For all of Mangan’s experimenting on Nice, Nice, Very Nice, the album also fits into the singer-songwriter tradition, in that he’s not afraid to mine his personal life for lyrical inspiration. The beautiful and bittersweet “Basket”, which starts out with spare acoustic guitar before blossoming into something truly grand, grew out of spending time with his aging grandfather. Trainspotters will get a good idea where he hangs out from “Pine for Cedars”, in which he name-checks such haunts as Bean Around the World and Slickity Jim’s Chat ’N Chew.
The heart-meltingly fragile “The Indie Queens Are Waiting”, meanwhile, addresses his inner nerd. Despite his sudden celebrity status on Main Street, Mangan didn’t run with the cutting-edge crowd in his teens. The son of a lawyer dad and ex-minister mom, he was more into Dave Matthews. Anyone who aspired to be one of the Main Street–style cool kids in high school will therefore relate to lines like “Bus down to the local record store/Buy something to make you like me more/Indie queens and tattie’d east-side punks/They are listening, always waiting, and are you watching?”
“A lot of people have taken that song as a big middle finger to the city’s indie crowd, and it’s not,” Mangan says. “I’m part of that crowd. It’s just an observation—it’s a simultaneous embracing and criticism of indie-music culture. I love that culture and I’m constantly trying to be on top of my game and know what’s hot. We’re all listening and waiting and watching to see what’s next, but that song is not a big thesis statement. It’s just a rambling of being 20-something and spending a lot of time in coffee shops and trying to be cool.”
Which raises the question “Just how hip is Dan Mangan?” With almost no time to himself these days, he’s pretty much the Vancouver indie scene’s current It Boy. But cool? Well, not by the standards of the scenesters who hang out at Gene.
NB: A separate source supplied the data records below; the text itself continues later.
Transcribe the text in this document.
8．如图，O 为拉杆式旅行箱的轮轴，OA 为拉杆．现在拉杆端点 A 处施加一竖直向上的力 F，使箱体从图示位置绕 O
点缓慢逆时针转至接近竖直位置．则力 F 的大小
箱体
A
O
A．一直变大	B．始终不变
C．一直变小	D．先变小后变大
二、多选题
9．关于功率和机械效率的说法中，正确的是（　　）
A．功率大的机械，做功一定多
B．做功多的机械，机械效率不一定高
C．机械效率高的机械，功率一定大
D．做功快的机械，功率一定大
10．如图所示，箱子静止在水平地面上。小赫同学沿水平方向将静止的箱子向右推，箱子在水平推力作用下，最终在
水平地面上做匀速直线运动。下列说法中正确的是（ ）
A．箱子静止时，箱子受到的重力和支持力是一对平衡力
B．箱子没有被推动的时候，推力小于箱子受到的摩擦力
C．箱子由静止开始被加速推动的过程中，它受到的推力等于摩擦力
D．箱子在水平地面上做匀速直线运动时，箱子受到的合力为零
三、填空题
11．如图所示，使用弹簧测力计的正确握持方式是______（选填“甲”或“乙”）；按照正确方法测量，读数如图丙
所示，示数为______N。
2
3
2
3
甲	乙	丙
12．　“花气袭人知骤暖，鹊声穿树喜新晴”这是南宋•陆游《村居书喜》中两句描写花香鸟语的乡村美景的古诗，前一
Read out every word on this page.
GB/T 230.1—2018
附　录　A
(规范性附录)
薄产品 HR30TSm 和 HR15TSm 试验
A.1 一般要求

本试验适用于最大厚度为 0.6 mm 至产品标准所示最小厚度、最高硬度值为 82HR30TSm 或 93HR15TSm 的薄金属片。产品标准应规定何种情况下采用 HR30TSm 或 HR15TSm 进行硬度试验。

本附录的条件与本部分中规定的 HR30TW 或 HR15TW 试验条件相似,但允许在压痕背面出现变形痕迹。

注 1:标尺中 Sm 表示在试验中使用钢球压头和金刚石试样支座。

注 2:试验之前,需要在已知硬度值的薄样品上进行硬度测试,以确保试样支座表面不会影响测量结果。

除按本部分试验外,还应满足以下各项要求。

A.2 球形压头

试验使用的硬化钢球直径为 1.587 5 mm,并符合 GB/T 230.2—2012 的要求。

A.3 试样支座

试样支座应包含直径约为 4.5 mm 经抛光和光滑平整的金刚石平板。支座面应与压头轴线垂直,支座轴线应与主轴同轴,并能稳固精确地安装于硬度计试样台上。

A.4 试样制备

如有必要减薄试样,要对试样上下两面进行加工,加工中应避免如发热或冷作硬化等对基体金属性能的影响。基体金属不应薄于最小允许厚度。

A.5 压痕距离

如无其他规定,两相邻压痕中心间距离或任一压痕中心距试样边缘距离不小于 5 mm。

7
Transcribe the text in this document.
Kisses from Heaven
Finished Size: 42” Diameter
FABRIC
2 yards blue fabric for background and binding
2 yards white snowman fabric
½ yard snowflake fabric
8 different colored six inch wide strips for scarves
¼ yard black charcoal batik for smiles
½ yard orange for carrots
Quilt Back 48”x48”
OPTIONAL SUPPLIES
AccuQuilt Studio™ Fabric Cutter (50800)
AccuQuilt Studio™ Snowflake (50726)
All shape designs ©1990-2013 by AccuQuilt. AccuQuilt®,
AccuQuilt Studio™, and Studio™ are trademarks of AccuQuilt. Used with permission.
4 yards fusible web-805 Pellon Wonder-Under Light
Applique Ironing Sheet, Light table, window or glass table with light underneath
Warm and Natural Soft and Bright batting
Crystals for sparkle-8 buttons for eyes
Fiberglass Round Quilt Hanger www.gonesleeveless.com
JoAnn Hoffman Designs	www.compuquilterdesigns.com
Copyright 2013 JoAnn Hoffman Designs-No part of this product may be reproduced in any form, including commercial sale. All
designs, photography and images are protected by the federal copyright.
“I was never the coolest kid,” Mangan confesses. “I always had friends, but I wasn’t that cool.”
He then sits back and laughs. “I still don’t think that I’m cool. Especially when I come to a place like this, where everyone here has way more fashion sense than I do.”
Dan Mangan plays sold-out shows at the Vancouver East Cultural Centre this Friday and Saturday (August 28 and 29).